La ambulancia suena a tu alrededor, el mundo se difumina, se aleja, se quiere ir. Tú te resistes de la única manera que encuentras y te niegas a cerrar los ojos. No quieres cerrarlos. Tu mente te dice que si los cierras, no los volverás a abrir, que si los cierras, tú no serás más tú.

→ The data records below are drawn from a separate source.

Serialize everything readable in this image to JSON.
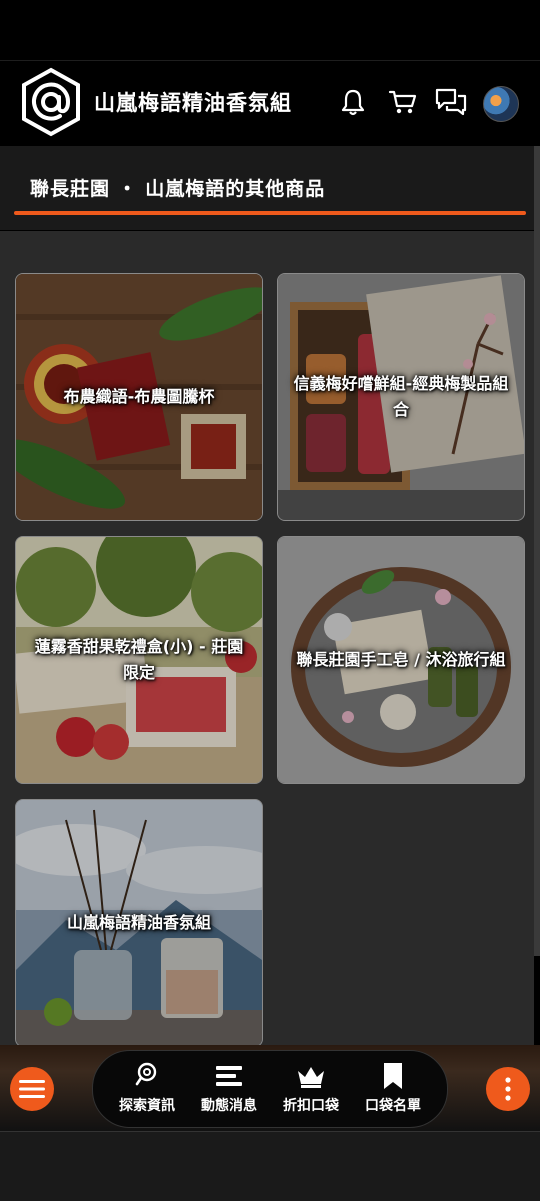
{
  "header": {
    "title": "山嵐梅語精油香氛組",
    "logo_icon": "at-sign-hexagon-logo",
    "icons": [
      "bell-icon",
      "cart-icon",
      "chat-icon"
    ]
  },
  "section": {
    "title": "聯長莊園 ・ 山嵐梅語的其他商品"
  },
  "products": [
    {
      "name": "布農織語-布農圖騰杯"
    },
    {
      "name": "信義梅好嚐鮮組-經典梅製品組合"
    },
    {
      "name": "蓮霧香甜果乾禮盒(小) - 莊園限定"
    },
    {
      "name": "聯長莊園手工皂 / 沐浴旅行組"
    },
    {
      "name": "山嵐梅語精油香氛組"
    }
  ],
  "bottom_nav": [
    {
      "label": "探索資訊",
      "icon": "map-pin-search-icon"
    },
    {
      "label": "動態消息",
      "icon": "feed-lines-icon"
    },
    {
      "label": "折扣口袋",
      "icon": "crown-icon"
    },
    {
      "label": "口袋名單",
      "icon": "bookmark-icon"
    }
  ],
  "colors": {
    "accent": "#ef5a1c",
    "background": "#000000",
    "content": "#2a2a2a"
  }
}
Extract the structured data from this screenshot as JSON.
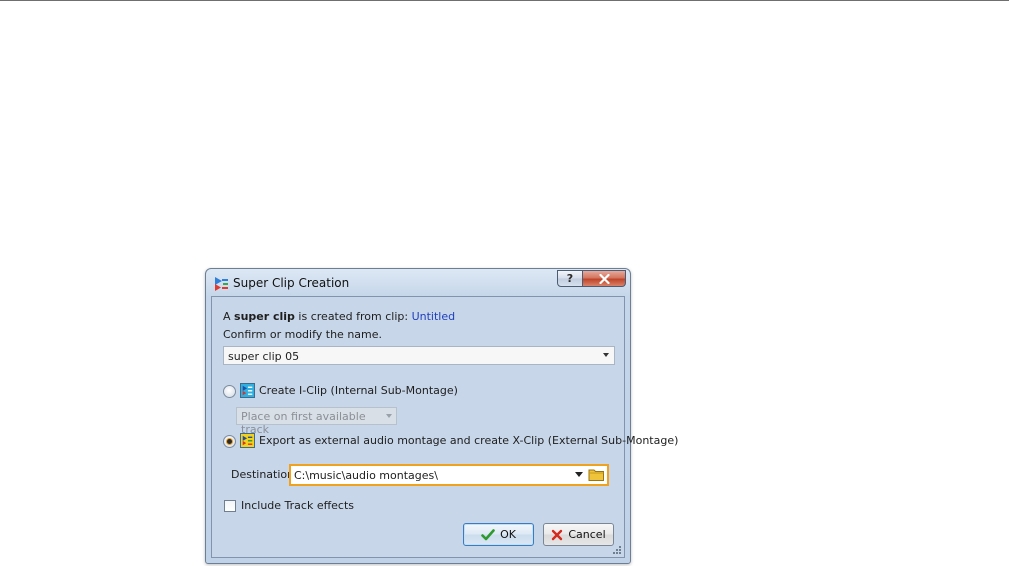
{
  "dialog": {
    "title": "Super Clip Creation",
    "help_label": "?",
    "intro": {
      "prefix": "A ",
      "bold": "super clip",
      "middle": " is created from clip: ",
      "clip_name": "Untitled"
    },
    "instruction": "Confirm or modify the name.",
    "name_combo": {
      "value": "super clip 05"
    },
    "option_iclip": {
      "label": "Create I-Clip (Internal Sub-Montage)",
      "selected": false
    },
    "placement_combo": {
      "value": "Place on first available track",
      "enabled": false
    },
    "option_xclip": {
      "label": "Export as external audio montage and create X-Clip (External Sub-Montage)",
      "selected": true
    },
    "destination": {
      "label": "Destination",
      "value": "C:\\music\\audio montages\\"
    },
    "include_effects": {
      "label": "Include Track effects",
      "checked": false
    },
    "ok_label": "OK",
    "cancel_label": "Cancel"
  },
  "colors": {
    "link": "#1f3fbf",
    "focus_border": "#f2a11d",
    "dialog_bg": "#c7d6e9"
  },
  "icons": {
    "app": "super-clip-icon",
    "iclip": "iclip-montage-icon",
    "xclip": "xclip-montage-icon",
    "folder": "folder-icon",
    "ok": "checkmark-icon",
    "cancel": "red-x-icon",
    "close": "close-icon"
  }
}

Llegas al hospital. El traqueteo de la camilla parece amortiguado por esa extraña bruma que envuelve todo: los pasillos, las luces, los olores, las caras... Allí nadie pregunta. Te miran y parecen saber lo que te pasa. Si lo saben, ¿por qué se callan? Tú quieres saberlo. Lo necesitas… pero nadie te dice nada. Te llevan, te traen sin hablar contigo, como si no existieras... Entonces, lo piensas. ¿Estaré muerta? Gritas, ¡estoy aquí!, pero tus labios no se mueven. Nadie te oye. Agarras con un esfuerzo supremo a una enfermera y le quitas el bolígrafo del bolsillo. Ella parece entender y te acerca una hoja mientras te dice: ¡no vas a poder!
¡Ja!, le dices con la mente, ¿qué no?, ¡ahora verás! Intentas escribir una y otra vez, hasta que cansada, te das cuenta que, ya no sabes escribir, ni hablar, ni moverte. Lloras teniendo la certeza de que hasta ese momento, no sabías lo que era llorar, ni siquiera quién eras, ni lo que podías superar.
En este instante ya sabes que el monstruo ha venido. Sientes su dentellada feroz atravesándote la cabeza. Acostúmbrate. Llevarás su cicatriz el resto de tus días.